Financial problems and mental health are often linked. Chelsea, a 30-year-old single woman, said two years of an aggressive debt payoff had left her socially isolated. She called into the Ramsey Show recently, questioning whether she could keep going.
“I feel like I’m constantly missing out,” she said. “I’m saying no to friends, family vacations. I’m not putting myself in spaces where I can meet people because I’m not going out. And it’s just getting really lonely.” When friends invite her out for a girls’ night, she declines because it’s not in her budget. “I feel like I’m failing in my friendships,” she said.
Co-hosts John Delony and Jade Warshaw advised Chelsea to re-think the situation. “You don’t disappear from society for 5 years,” Delony said. “Being lonely is gonna kill you too.”
Warshaw, who spent 7.5 years paying off her own debt, told Chelsea that longer debt payoff timelines require different strategies. “When you’re getting into 4, 5, 7 years, it’s a beating,” Warshaw said. “You need to be very intentional about planning. Okay, I got to do something to keep myself going.”
She urged Chelsea to recalculate her timeline and look for ways to slightly accelerate it, perhaps with small side hustles. “Anytime you can recalculate numbers and it looks a little bit better, that’s going to give you a little bit of a boost,” Warshaw said. She also told Chelsea to carve out milestone rewards. She gave Chelsea permission to treat herself after achieving financial goals.
Delony challenged Chelsea’s all-or-nothing approach. If she needs to decline restaurant outings, Delony suggested creative alternatives. He shared his own experience of hosting gatherings where everyone brought casseroles and leftovers from their fridges. “Those ended up being magic Tuesday nights or Monday nights,” he said.
Warshaw agreed: “I think the best hangs are at the house. It’s a potluck. Everybody brings a little something. It’s not about the egg rolls at Chili’s.” Delony also suggested Chelsea tell friends to bring other single friends to gatherings as a way to meet people.
Warshaw added perspective from the other side of debt freedom. “After 7.5 years of sacrifice, being on the other side and the debt being gone, I never looked back and was like, ‘Man, there was a pair of jeans I wanted back in 2013 and I never got ’em.'” she said.

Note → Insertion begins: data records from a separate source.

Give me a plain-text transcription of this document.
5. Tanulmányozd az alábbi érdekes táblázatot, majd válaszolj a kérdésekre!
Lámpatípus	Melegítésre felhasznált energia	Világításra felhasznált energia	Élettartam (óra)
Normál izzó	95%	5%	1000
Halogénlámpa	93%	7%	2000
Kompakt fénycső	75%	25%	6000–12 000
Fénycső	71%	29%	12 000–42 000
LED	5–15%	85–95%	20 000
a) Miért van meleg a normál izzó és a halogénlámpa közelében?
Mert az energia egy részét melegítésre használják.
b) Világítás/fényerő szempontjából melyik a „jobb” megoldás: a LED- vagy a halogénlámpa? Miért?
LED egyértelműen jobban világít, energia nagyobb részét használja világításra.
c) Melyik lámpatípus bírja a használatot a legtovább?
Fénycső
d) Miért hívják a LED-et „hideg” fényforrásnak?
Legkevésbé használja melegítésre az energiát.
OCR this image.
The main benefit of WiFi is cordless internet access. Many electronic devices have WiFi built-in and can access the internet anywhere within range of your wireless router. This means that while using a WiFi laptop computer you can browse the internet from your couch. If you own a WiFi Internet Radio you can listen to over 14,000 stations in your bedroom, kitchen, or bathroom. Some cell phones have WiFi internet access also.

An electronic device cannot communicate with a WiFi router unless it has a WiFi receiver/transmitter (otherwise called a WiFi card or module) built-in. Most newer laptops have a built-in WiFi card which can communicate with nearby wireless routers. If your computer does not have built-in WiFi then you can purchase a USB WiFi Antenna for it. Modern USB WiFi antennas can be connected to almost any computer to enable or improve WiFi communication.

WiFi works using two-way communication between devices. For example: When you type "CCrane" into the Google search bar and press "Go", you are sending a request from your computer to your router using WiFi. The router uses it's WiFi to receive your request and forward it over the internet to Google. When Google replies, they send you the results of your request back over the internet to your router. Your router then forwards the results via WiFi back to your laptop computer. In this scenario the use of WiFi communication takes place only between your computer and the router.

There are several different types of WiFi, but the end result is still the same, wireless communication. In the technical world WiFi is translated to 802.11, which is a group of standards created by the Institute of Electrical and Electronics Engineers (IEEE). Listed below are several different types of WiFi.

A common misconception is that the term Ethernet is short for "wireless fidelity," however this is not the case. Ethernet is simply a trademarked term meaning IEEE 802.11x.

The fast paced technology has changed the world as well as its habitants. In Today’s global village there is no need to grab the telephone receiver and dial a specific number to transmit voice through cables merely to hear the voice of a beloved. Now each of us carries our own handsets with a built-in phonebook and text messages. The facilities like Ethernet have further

The hosts reminded Chelsea that she’s on the right track. She started with $120,000 in debt and has paid off $50,000 over two years, leaving $70,000, split between $60,000 in student loans and $10,000 on her car. At her current pace, she’s looking at roughly three more years of intensity.
Four concrete moves for long payoffs
Warshaw and Delony gave Chelsea actionable steps to keep a multi-year plan alive:
- Recalculate the timeline. Warshaw told Chelsea to look for small accelerators, even modest side hustles, and rerun the numbers. Shaving even six months off a five-year payoff could be a real psychological dividend.
- Build in milestone rewards. Carving out small celebrations at every $10,000 paid off gives the brain something to run toward instead of just away from.
- Replace restaurants with potlucks.
- Use your network to expand it. Delony suggested telling friends to bring other single friends along, turning low-cost gatherings into a way to meet people without big bar tabs.
The goal is to arrive at debt-free with your friendships, network, and mental health intact. A plan that gets you there with all three is the only plan that actually works.